計画地は多良岳を背景とした大村湾を望む扇状地にあります。自然豊かな環境を中心市街地とつなぎ、まちの流れを引き込む「湾」のような形状を考えました。「湾型のひとつ屋根」が大らかに包み込む空間の下、本と過ごす豊かな場が生まれます。この場所は、1階から4階までつながるひな壇状の「段状ライブラリー」となっており、誰もが思い思いに過ごすことができる空間です。
「ブックカダン(花壇)」と呼ばれるこの閲覧空間は、その名の通り、花々を植え替えるようにキャレルや閲覧室を並べ替えることができます。

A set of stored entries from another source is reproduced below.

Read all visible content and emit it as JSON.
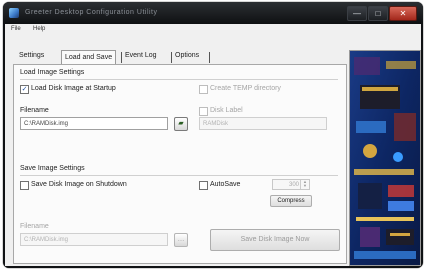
{
  "window": {
    "title": "Greeter Desktop Configuration Utility",
    "min_symbol": "—",
    "max_symbol": "□",
    "close_symbol": "✕"
  },
  "menu": [
    "File",
    "Help"
  ],
  "tabs": [
    {
      "label": "Settings",
      "active": false
    },
    {
      "label": "Load and Save",
      "active": true
    },
    {
      "label": "Event Log",
      "active": false
    },
    {
      "label": "Options",
      "active": false
    }
  ],
  "load_section": {
    "title": "Load Image Settings",
    "load_on_startup_label": "Load Disk Image at Startup",
    "load_on_startup_checked": true,
    "create_temp_label": "Create TEMP directory",
    "filename_label": "Filename",
    "filename_value": "C:\\RAMDisk.img",
    "disk_label_check": "Disk Label",
    "disk_label_value": "RAMDisk"
  },
  "save_section": {
    "title": "Save Image Settings",
    "save_on_shutdown_label": "Save Disk Image on Shutdown",
    "save_on_shutdown_checked": false,
    "autosave_label": "AutoSave",
    "autosave_interval": "300",
    "compress_label": "Compress",
    "filename_label": "Filename",
    "filename_value": "C:\\RAMDisk.img",
    "save_now_button": "Save Disk Image Now"
  },
  "icons": {
    "browse_active": "folder-icon",
    "browse_disabled": "ellipsis-icon"
  }
}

そして、各階を横断し独立した動線を持つ管理諸室や閉架書庫のコアは図書館サービスを供給する基地・心臓部と位置づけ、長崎という土地柄にちなみ「ブックドック(船渠)」と名付けました。
「湾型のひとつ屋根」の下、「ブックドック」と「ブックカダン」が融合する空間が、図書館での活動と風景が連続するシームレスな経験を生み出すことを意図しました。